ごろごろと転がり、挙句に仰向けになって止まる。
受身は取ったようだが、男が起き上がろうとするよりも前に、赤ずきんが人外のスピードで間合いを詰める。
「だいじょうぶ〜?」
案ずるような内容と口調の裏腹に、いまだ倒れたままの男にとびかかり、懐から抜いたマシンガンを乱射しながら飛び掛る。
「おうりゃ!」
足で踏みつけて自由を奪い、さらにマシンガンの洗礼を浴びせる赤ずきん。
もうその赤は返り血の赤だろうとしか思えない。
ズダダダダダダダダダダダダダダダ 軽快なリズムで、重篤な弾丸を男の体に刻んでいく。

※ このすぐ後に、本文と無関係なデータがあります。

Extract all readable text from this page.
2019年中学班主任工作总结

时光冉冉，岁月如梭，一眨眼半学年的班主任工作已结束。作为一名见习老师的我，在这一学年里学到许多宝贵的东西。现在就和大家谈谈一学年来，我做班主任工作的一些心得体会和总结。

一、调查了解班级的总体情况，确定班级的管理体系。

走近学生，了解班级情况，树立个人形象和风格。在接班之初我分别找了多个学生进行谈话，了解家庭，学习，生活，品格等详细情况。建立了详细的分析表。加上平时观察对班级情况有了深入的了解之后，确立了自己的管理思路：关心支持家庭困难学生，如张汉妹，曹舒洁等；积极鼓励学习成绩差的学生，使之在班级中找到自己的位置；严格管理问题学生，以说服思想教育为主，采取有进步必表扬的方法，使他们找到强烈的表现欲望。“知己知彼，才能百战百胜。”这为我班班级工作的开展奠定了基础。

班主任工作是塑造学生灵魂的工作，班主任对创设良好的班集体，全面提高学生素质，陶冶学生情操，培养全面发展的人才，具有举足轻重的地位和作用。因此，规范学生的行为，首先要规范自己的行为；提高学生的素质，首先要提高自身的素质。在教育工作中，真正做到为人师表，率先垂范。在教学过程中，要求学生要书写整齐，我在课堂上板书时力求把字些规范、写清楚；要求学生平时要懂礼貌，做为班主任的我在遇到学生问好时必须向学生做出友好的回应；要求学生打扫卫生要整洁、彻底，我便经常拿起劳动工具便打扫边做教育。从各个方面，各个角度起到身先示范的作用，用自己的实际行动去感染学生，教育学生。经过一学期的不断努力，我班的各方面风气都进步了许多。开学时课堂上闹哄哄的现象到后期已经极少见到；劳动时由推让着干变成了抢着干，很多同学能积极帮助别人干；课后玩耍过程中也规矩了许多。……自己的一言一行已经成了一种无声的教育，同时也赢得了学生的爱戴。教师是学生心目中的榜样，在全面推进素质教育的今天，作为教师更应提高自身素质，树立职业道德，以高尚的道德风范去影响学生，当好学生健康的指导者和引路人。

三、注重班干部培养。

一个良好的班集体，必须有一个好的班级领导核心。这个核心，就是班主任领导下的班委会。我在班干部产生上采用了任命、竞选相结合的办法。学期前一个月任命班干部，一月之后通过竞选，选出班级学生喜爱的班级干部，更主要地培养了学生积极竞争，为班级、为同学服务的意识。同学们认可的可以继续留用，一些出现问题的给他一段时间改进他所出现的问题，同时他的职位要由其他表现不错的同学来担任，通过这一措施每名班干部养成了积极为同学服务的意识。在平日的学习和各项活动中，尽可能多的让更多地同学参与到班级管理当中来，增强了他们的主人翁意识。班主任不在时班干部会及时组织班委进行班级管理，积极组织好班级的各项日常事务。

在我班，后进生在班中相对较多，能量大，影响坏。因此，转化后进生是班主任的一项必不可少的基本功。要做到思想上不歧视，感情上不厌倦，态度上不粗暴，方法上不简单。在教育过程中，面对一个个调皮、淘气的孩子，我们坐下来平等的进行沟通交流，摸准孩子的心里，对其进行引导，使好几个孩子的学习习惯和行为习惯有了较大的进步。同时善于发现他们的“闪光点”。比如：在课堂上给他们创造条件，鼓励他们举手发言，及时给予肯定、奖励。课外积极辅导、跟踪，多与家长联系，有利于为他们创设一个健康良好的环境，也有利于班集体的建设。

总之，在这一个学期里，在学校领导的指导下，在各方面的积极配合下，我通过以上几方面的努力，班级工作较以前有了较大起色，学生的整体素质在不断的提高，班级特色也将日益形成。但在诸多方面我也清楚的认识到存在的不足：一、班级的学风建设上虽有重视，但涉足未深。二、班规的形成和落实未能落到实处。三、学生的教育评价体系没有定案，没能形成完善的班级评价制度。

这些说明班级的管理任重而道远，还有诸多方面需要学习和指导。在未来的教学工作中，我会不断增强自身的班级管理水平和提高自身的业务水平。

銃口から漏れる火花に照り返される顔には凶悪な笑みが、
犬歯が見えるほどの笑みが浮かび、目は性根悪くつり上がっている。
その様子を見ないように、犬は頭を抑えて、震えながら伏せをしている。
そしてやがてそのマガジンが空になると、
「────あばよ」
後方に一回転して距離を取りながら、バスケットから大きなリンゴをこぼれさせる。
その表面には不気味なドクロマーク。
ヘタの部分にはシュゥーと花火のような火種がある。
まあつまりは、リンゴ型の爆弾だった。
ズッドッオオオオオオオンッ!! 男の全身を舐め尽くすほどの爆発。
これにまきこまれれば、当然無事ではすまないだろう。
むしろ致命傷を負うほどだ。
それを言うなら先ほどのマシンガンの豪雨もそうなのだが。
ともかくこれでトドメだろう。
なんらかの方法で回避したのならともかく、男にはそのような特殊能力は無いし、
それが故に攻撃を喰らって、火炎に包まれている。
生きているはずはない。
少し離れたところで地面に伏せて、爆発の衝撃から逃れていた赤ずきんも、男が死んでいるという確信があるのか、確認もせずに、
「どっせえい! どっせえいっ! どおっせえいっ!……あれ?」
元気よく
勝鬨を上げていた。
腰を捻って拳を突き出すポーズ付きだ。
「よお〜し。この調子で他のみんなも蜂の巣にして巨万の富の願いをかなえるわよ〜!」
ぶりっ子ぶった調子で言いながら、いまだ毛を逆立たせている犬を引き連れて、
さらなるエモノを求め歩いていった。